Hey, Rasmus. Lass uns zu Beginn doch ein wenig in deine Geschichte eintauchen. Erzähl uns von deinen ersten Begegnungen mit elektronsicher Musik. Welche waren die ersten Artists und Genres, die dich beeinflusst haben?

Als Kind habe ich angefangen, Trompete zu spielen und habe mich im Laufe der Jahre zusehends für alten Jazz à la Louis Armstrong und Ella Fitzgerald interessiert. Später hörte ich mehr funkige Sachen und viel Pop. Als ich als Teenager irgendwann aufhörte, Trompete zu spielen, begann ich, mich mit elektronischer Musik zu beschäftigen. Die Regeln und Grenzen, nach denen man sonst Musik spielt, wurden mir zu langweilig, und die totale Freiheit, die elektronische Musik bietet, hat mich sehr gereizt. Zu dieser Zeit (2006 – 2007) haben mich vor allem Acts wie Trentemøller und Paul Kalkbrenner, aber auch kommerziellere Artists wie David Guetta und Calvin Harris, begeistert. Gegen Ende meiner Teenagerzeit fing ich an, in Kopenhagen in Clubs zu gehen. Ich verliebte mich sofort in die Tanzfläche als einen Zufluchtsort, an dem ich all meine Sorgen und Verantwortungen vergessen konnte. 

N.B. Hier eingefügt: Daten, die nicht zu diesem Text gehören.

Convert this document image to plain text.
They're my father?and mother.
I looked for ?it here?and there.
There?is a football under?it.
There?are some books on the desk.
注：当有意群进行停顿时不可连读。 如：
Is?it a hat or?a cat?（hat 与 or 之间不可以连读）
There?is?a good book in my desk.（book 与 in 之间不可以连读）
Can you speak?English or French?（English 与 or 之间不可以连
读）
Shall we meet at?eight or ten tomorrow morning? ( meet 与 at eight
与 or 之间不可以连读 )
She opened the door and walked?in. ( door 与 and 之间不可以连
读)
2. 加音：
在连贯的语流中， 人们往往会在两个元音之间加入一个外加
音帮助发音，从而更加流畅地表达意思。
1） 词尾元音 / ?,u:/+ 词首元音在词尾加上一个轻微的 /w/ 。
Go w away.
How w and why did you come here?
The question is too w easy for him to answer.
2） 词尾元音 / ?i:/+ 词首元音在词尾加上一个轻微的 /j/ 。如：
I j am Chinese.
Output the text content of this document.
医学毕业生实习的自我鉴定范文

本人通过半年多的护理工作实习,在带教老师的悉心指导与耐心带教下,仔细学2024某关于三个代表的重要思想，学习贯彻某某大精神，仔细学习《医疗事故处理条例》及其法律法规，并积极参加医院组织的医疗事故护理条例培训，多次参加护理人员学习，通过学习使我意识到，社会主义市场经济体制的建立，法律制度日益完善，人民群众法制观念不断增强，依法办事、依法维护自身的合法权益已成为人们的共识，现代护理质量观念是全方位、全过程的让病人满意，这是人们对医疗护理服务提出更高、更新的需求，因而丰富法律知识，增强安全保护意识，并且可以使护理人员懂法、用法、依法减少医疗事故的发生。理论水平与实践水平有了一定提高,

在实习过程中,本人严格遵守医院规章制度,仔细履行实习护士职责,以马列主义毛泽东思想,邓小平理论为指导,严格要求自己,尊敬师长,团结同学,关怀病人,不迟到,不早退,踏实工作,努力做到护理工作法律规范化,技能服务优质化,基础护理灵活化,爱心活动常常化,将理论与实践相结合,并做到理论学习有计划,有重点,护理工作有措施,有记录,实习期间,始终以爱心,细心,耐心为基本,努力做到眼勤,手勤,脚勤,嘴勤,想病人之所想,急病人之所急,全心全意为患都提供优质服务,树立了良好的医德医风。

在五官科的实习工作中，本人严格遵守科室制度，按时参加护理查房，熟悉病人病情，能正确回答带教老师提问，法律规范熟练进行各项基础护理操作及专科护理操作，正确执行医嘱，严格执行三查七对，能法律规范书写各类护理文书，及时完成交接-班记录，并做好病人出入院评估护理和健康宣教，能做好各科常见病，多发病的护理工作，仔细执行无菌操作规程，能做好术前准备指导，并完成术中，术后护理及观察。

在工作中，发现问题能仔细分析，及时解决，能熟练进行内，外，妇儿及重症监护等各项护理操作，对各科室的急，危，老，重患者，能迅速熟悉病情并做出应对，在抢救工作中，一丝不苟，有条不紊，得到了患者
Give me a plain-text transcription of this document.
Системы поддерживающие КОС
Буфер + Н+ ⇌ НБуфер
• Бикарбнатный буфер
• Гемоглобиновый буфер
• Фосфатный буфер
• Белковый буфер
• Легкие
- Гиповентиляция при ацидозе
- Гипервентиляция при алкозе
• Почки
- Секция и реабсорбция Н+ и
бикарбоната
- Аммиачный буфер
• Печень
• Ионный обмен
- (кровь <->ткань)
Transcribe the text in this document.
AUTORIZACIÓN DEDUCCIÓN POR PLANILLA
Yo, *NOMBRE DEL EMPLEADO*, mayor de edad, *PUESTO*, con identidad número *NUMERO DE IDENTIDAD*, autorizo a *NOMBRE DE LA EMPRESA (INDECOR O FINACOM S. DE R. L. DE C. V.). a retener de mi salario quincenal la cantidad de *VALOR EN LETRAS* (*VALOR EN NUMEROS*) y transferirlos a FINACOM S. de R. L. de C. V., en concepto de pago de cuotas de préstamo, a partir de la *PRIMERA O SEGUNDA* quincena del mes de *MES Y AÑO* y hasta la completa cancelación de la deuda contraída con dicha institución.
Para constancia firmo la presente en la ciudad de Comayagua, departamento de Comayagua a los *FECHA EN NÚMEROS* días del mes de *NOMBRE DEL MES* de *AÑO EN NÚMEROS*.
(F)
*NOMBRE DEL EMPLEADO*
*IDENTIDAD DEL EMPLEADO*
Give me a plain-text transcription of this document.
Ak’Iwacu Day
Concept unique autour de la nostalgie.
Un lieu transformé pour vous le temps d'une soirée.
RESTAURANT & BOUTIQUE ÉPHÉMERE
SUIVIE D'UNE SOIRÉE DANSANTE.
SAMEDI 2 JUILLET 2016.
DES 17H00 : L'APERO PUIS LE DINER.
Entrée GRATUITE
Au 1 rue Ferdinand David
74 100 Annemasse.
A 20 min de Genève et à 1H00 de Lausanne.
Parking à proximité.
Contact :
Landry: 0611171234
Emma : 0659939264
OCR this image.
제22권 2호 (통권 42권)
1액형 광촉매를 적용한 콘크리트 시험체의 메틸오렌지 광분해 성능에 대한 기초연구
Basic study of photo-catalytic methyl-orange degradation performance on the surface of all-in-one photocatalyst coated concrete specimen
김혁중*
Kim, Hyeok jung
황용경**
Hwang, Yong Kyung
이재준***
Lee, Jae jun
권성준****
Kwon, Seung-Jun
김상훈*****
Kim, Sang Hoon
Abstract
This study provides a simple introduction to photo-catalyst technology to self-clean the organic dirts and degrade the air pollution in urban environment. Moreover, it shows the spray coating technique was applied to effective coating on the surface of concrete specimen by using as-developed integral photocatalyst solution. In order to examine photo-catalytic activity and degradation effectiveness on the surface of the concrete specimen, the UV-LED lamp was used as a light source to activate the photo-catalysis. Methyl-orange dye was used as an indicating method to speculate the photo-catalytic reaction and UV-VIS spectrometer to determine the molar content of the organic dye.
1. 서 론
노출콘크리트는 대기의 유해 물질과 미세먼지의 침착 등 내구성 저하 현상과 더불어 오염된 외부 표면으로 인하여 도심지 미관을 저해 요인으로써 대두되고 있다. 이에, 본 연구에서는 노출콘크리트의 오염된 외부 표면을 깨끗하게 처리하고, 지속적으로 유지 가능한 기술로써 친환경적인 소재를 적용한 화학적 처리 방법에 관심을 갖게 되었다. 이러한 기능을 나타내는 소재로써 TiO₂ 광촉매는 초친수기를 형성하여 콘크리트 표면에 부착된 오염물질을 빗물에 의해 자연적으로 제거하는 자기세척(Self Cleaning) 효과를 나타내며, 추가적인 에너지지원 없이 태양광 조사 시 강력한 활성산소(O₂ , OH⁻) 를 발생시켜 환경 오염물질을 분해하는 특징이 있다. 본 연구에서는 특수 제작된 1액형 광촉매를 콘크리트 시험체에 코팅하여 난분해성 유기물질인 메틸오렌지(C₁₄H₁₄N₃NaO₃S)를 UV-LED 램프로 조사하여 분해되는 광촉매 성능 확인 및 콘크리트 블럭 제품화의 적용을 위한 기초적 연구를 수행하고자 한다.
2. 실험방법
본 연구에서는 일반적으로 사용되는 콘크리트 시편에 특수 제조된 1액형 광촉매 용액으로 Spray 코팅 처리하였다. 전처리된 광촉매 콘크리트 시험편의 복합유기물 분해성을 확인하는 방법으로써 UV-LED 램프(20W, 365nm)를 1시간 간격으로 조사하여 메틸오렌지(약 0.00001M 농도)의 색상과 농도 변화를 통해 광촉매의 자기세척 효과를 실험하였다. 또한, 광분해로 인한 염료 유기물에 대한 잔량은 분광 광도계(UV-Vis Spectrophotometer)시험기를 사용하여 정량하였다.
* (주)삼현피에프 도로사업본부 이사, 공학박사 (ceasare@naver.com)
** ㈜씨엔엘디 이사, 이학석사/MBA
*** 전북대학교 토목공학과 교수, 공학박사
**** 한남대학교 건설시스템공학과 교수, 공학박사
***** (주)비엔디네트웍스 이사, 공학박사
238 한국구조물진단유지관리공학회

Sprechen wir doch direkt über Kopenhagen und die elektronische Szene der dänischen Hauptstadt. 

Die Szene wächst sehr schnell – vor allem seit Corona – und ist sehr international. Es gibt eine ganze Reihe von fantastischen Clubs, die ihr unbedingt mal auschecken solltet. Zu erwähnen sind explizit Culture Box, Module, Jolene, Hangaren, Den Anden Side und Pumpehuset. Dass wir großartige Clubs haben, ist aber eigentlich nichts Neues. Spannend ist vor allem die Entwicklung der Festivals und Off-Partys im Sommer. Wir haben jetzt eine Szene, die dem dänischen Publikum hochkarätige Künstler*innen präsentiert, und es ist sehr erstaunlich, das mit anzusehen.

Den Club Culture Box hast du bereits angesprochen. Eine sehr prägende Venue für dich, oder? Gib uns ein paar Einblicke in deine Anfänge als DJ und Produzent.

Ja, das stimmt. In der Culture Box hatte ich 2011 meinen ersten richtigen Gig. Seit 2015 bin ich dort zudem als Resident-DJ aktiv. Meine Liebe, vor einem Publikum zu spielen, entwickelte sich bereits während meiner Trompeten-Jahre. Als ich dann anfing, in Clubs zu gehen, wurde mir klar, dass das genau mein Ding ist. Nachdem ich zunächst in kleineren Bars und auf Schulpartys aufgelegt hatte, begann ich, mit meinem Freund Thomas (Radeckt) professioneller an das DJing heranzugehen. Wir gründeten das Duo Leman & Dieckmann und verbrachten den Großteil unserer Freizeit mit dem Auflegen. 2011 buchte uns Tim Andresen schließlich für die Cocktailbar in der Culture Box. Parallel hatten wir außerdem begonnen, selber Musik zu produzieren und zu veröffentlichen. Diese Phase hat den Stein dann ins Rollen gebracht. Wenn man auf die Veröffentlichungen zurückblickt, ist es lustig zu sehen, wie viel seitdem passiert ist.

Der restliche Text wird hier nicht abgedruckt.